Esa fotografía, junto con la dirección artística del gran Alexander Trauner (uno de los colaboradores habituales del director) y el aprovechamiento supremo del citado Cinemascope, es uno de los puntales que otorgan a la cinta una entidad única. Un sello personal. En la memoria de todos quedará el retrato del pequeño y destartalado piso de C.C. Baxter (Buddy para los más íntimos), una estancia que, poco a poco, se acaba convirtiendo en un lugar entrañable para el espectador; o, como otro ejemplo, el mayúsculo efecto de profundidad que consigue al fotografiar el inmenso local laboral en el que presta sus servicios el personaje de Lemmon. Insuperable. El juego conseguido con los decorados, mesas pequeñas al final del plató y el empleo de enanos en las últimas filas, fue mucho más efectivo que los recursos visuales del cine actual. Sólo un artesano como Trauner podría haber conseguido esa magia. Pocos años después, sería el encargado de la sorprendente escenografía de Irma La Dulce.
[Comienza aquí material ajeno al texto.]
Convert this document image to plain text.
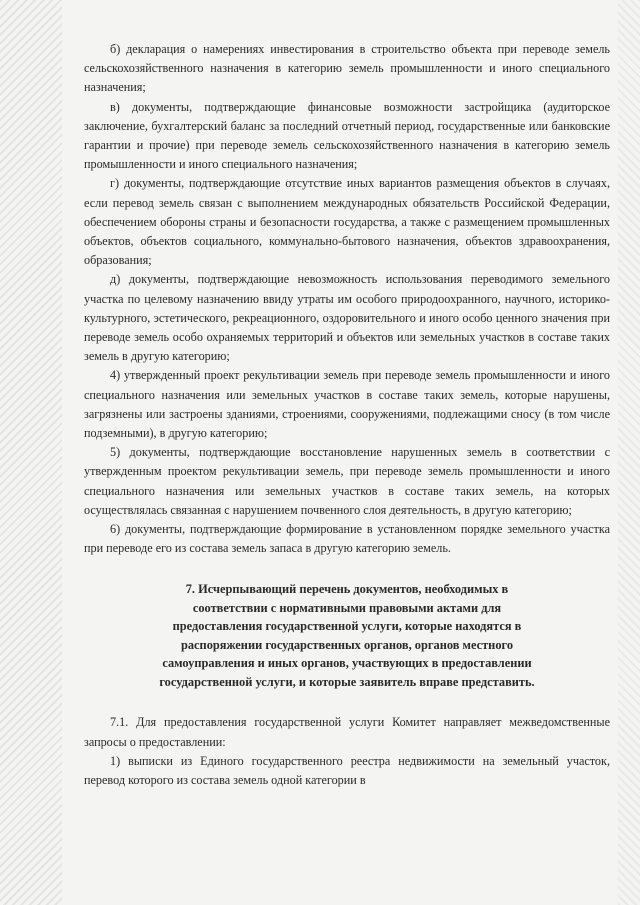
б) декларация о намерениях инвестирования в строительство объекта при переводе земель сельскохозяйственного назначения в категорию земель промышленности и иного специального назначения;

в) документы, подтверждающие финансовые возможности застройщика (аудиторское заключение, бухгалтерский баланс за последний отчетный период, государственные или банковские гарантии и прочие) при переводе земель сельскохозяйственного назначения в категорию земель промышленности и иного специального назначения;

г) документы, подтверждающие отсутствие иных вариантов размещения объектов в случаях, если перевод земель связан с выполнением международных обязательств Российской Федерации, обеспечением обороны страны и безопасности государства, а также с размещением промышленных объектов, объектов социального, коммунально-бытового назначения, объектов здравоохранения, образования;

д) документы, подтверждающие невозможность использования переводимого земельного участка по целевому назначению ввиду утраты им особого природоохранного, научного, историко-культурного, эстетического, рекреационного, оздоровительного и иного особо ценного значения при переводе земель особо охраняемых территорий и объектов или земельных участков в составе таких земель в другую категорию;

4) утвержденный проект рекультивации земель при переводе земель промышленности и иного специального назначения или земельных участков в составе таких земель, которые нарушены, загрязнены или застроены зданиями, строениями, сооружениями, подлежащими сносу (в том числе подземными), в другую категорию;

5) документы, подтверждающие восстановление нарушенных земель в соответствии с утвержденным проектом рекультивации земель, при переводе земель промышленности и иного специального назначения или земельных участков в составе таких земель, на которых осуществлялась связанная с нарушением почвенного слоя деятельность, в другую категорию;

6) документы, подтверждающие формирование в установленном порядке земельного участка при переводе его из состава земель запаса в другую категорию земель.

7. Исчерпывающий перечень документов, необходимых в

соответствии с нормативными правовыми актами для

предоставления государственной услуги, которые находятся в

распоряжении государственных органов, органов местного

самоуправления и иных органов, участвующих в предоставлении

государственной услуги, и которые заявитель вправе представить.

7.1. Для предоставления государственной услуги Комитет направляет межведомственные запросы о предоставлении:

1) выписки из Единого государственного реестра недвижимости на земельный участок, перевод которого из состава земель одной категории в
Y Lemmon. ¿Qué decir de Jack Lemmon? Un personaje solitario, ambicioso pero, en el fondo, un buen hombre, una persona explotada hasta límites insospechados. Un romántico incurable que, a pesar de todo, compite a dos bandas. Y ese pedazo de actor se acerca al tal Baxter de manera sublime. Raya el histrionismo, sin caer jamás de lleno en él. Explota al máximo sus dotes de caricato, mostrándose explícito sólo con la ayuda de sus gestos. Con su sola presencia divierte y emociona, a partes iguales. Un monstruo de la interpretación. Ese hombre se merecería un monumento en mi humilde terraza. Después de Cary Grant, Jack Lemmon. O al revés, tanto da. Genial.

Y tras todo ello un guión que pone la piel de gallina, de esos que erizan la piel. Juega con todo lo que tiene a mano. Todo resulta verídico. Nada está sobrepasado. Satiriza con mala leche el mundo laboral. Más que satirizarlo, lo muestra tal cual. Lo destroza con cuatro pinceladas ingeniosas y razonables. Habla de amores y desamores. Y lo hace con gracia y con sentimiento. Se refiere a los intentos de suicidio sin vergüenza ni pudor. No los censura, los trata como un acto normal en la vida de dos seres desamparados a los que la vida no les ha dejado avanzar como querían. Y, no por ello, deja de ser una comedia. Ácida, cruda y agria. Emocionante. Bella. Y, para dar fe de ese guión, diálogos inolvidables. “Cuando sales con hombres casados, no deberías llevar rimmel”. Esa frase, en boca de la desengañada Shirley MacLaine es toda una declaración de principios. I. L Diamond y el propio Wilder fueron sus artífices. Eso es ser escritor.

Cinemascope. Blanco y negro. Lemmon. MacLaine. Trauner. Diamond. Wilder. Una historia que podría ocurrir en realidad. Una bella banda sonora de Adolph Deutsch, de esas que marcan una época. Y, para ayudar a digerirla mejor, un par de Martinis, una botella de champagne helado y, ante todo, unos espaguetis con albóndigas escurridos de la manera más original jamás imaginada. Obligatorio tener como vecino, en el apartamento contiguo, a un médico comprensivo.

Un prodigio de película. Difícil superarla. Un referente cinematográfico. ¿Quién da más?